The California Supreme Court has accepted a case on social host liability, which is currently pending: Ennabe v. Manosa. In that case, a 20-year-old female hosted a party at a vacant rental property owned by her parents. The teen charged some of her guests an admission fee ($3-$5). Some of that money was used to buy additional alcoholic beverages during the party. For that fee, party-goers were allowed to enjoy music played by a disc jockey and also were given access to the communal food and drink, including alcohol.
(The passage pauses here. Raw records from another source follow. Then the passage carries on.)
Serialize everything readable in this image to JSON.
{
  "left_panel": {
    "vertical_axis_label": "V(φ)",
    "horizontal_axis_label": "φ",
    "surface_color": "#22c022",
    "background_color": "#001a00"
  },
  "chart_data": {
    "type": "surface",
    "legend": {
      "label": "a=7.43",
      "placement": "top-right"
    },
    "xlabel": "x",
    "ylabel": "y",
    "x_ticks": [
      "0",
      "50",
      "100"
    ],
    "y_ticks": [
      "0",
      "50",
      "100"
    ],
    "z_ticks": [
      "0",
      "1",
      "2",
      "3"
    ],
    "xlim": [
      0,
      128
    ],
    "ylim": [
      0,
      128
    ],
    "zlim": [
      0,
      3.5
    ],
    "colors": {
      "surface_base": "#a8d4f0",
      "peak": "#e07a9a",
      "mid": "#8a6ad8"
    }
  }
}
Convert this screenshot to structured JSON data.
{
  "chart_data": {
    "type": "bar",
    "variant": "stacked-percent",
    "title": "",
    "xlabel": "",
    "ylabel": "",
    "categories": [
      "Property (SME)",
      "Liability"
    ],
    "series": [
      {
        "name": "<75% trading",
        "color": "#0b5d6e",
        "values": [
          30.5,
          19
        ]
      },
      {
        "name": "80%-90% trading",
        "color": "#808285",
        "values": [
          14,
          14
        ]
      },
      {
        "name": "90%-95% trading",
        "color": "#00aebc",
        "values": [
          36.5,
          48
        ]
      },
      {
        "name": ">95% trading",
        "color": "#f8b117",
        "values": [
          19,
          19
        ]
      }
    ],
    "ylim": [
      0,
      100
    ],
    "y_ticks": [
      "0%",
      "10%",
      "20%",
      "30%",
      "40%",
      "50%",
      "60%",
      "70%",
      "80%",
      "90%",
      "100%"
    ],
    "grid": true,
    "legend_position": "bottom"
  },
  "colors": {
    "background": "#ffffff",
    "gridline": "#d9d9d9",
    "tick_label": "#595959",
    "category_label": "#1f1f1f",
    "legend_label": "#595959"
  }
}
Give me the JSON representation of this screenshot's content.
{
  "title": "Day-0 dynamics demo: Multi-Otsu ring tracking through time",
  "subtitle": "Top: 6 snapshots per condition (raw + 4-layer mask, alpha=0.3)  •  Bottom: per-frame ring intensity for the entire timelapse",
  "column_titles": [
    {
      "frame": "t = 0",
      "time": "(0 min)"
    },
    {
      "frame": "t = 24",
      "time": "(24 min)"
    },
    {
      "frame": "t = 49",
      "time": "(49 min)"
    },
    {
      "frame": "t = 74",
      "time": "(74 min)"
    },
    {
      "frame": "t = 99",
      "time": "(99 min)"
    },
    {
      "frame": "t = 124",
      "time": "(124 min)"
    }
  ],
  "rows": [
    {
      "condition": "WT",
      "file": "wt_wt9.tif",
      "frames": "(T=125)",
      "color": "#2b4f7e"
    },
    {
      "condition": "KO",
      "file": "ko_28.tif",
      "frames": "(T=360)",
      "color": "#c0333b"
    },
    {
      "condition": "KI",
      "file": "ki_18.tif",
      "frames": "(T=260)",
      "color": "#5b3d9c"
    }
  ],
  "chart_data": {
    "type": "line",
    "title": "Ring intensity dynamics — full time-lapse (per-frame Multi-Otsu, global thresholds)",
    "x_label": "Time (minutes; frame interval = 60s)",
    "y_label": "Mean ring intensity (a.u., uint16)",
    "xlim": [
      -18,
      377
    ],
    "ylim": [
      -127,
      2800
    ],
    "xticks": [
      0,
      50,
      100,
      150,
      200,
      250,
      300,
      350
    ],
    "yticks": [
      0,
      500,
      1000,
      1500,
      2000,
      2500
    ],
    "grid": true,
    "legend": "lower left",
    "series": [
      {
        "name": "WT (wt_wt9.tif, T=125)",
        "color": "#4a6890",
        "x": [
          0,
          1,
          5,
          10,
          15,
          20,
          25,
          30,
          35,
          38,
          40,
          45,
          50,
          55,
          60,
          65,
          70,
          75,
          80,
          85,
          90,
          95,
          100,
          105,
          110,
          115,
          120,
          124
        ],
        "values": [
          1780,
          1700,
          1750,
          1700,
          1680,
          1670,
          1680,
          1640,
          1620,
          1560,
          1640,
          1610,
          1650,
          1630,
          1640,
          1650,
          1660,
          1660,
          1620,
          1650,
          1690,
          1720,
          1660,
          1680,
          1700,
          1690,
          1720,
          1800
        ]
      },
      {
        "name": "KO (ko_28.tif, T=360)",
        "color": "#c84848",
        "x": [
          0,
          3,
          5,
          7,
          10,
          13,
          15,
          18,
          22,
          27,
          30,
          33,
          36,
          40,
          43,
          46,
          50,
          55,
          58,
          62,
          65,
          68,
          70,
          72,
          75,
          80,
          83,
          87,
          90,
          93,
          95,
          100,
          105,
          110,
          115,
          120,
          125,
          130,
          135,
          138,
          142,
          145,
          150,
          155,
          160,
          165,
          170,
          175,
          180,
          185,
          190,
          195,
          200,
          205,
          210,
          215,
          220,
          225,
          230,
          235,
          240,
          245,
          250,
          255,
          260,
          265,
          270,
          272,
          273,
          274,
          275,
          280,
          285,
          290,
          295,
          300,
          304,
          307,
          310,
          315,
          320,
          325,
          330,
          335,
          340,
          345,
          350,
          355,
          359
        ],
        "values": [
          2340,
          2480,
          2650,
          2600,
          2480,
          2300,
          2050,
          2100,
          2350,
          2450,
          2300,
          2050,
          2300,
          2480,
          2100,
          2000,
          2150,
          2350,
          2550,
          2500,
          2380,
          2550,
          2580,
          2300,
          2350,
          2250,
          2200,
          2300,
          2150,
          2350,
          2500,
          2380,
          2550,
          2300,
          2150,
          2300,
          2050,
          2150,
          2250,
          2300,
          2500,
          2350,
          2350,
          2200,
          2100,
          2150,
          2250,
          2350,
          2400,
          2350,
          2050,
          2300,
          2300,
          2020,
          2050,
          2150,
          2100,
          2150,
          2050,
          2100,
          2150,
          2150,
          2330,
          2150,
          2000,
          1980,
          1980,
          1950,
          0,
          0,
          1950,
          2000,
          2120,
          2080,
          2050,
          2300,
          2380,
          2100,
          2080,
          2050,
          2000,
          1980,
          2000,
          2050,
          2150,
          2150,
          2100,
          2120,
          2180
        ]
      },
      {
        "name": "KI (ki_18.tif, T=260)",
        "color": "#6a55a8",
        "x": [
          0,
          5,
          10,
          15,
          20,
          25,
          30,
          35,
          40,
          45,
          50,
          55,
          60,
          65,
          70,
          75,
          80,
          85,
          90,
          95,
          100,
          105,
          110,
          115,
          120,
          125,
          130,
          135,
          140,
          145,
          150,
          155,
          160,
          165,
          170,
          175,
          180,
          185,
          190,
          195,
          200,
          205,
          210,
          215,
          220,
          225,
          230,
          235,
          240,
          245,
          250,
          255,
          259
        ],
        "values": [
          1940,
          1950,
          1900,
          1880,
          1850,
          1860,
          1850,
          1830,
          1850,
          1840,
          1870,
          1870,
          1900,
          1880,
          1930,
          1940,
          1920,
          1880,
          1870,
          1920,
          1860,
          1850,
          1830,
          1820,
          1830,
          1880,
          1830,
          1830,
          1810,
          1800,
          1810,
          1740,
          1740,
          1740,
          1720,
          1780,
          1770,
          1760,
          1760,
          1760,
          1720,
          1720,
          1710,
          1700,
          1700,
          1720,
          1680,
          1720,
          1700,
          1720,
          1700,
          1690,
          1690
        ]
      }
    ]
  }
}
One of the guests, a minor, was obviously intoxicated. After drinking for a while at the party, the host asked the minor to leave. He did; but as he was driving away, he struck and killed another party-goer. The parents of the deceased party-goer sued the host. The parents claimed that, because the host charged admission, she was not a “social host” and therefore was not protected by the immunity given to social hosts (the broad immunity predating January 1, 2011). Instead, they claimed that the host could be held liable for selling alcohol to an obviously intoxicated minor — the standard applicable to bars. The Court of Appeal disagreed, and entered judgment in favor of the host. Ennabe v. Manosa (2010) 190 Cal.App.4th 707. Because the social host immunity statute was amended in 2011 (after Manosa) and now imposes liability on adults who knowingly furnish alcohol to minors at their homes, the significance of the pending Supreme Court decision likely will be limited. But if the Supreme Court were to reverse the Court of Appeal and hold that, because she collected admission, the 20-year-old host can be held under the bar standard — for selling to an obviously intoxicated minor — that would further erode the immunity extended to social hosts.
That’s all I have for now. Easy lessons to take away from all this: One for social hosts: don’t host a party where alcohol is being served to minors. Two for employers: the “spirited” holiday party….ehhh hate to be a party-pooper but… Three for everyone: Taxis.